In Conroy v Scottish Football Association Ltd UKEATS/0024/13, the Employment Appeal Tribunal (EAT) considered the employment status of a football referee for the purposes of unfair dismissal legislation.
Mr Conroy, a referee, brought a claim for unfair dismissal against the Scottish Football Association (SFA). The Employment Tribunal agreed with the SFA's argument that Mr Conroy was self-employed (as opposed to an employee), and so could not bring a claim for unfair dismissal. On appeal, the EAT found that the Employment Tribunal's decision was correct. It had carefully considered and weighed up all the relevant factors, some of which were indicative of employment (e.g. Mr Conroy was not entitled to send a substitute in his place and he was covered by the SFA's private medical insurance), and others which were indicative of self-employment status (e.g.
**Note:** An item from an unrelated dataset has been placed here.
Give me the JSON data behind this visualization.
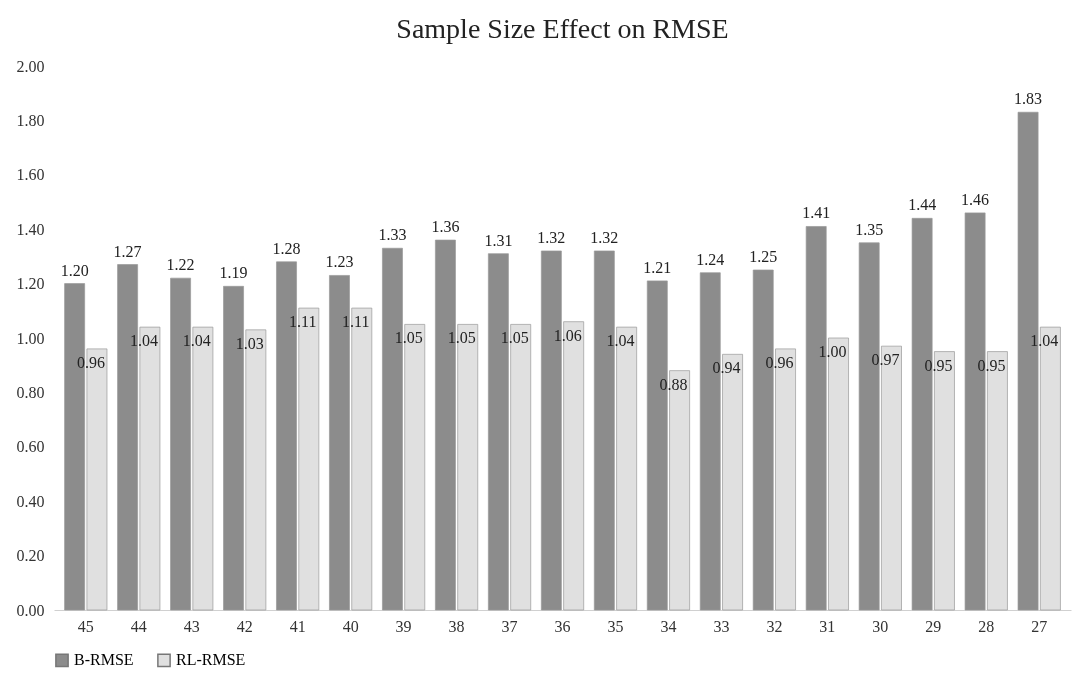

Mr Conroy paid his own taxes, was not subject to disciplinary procedures, and had the right to decline matches). On balance, the Employment Tribunal found that there were more factors which indicated that Mr Conroy was self-employed, and this was a decision that it was entitled to make.
This case is a useful reminder of the factors that Tribunals take into account when considering someone's employment status. It also provides reassurance to companies that one or two ‘anomalies' will not necessarily prevent an individual being classified in a particular way; it is a balancing act taking all factors into account.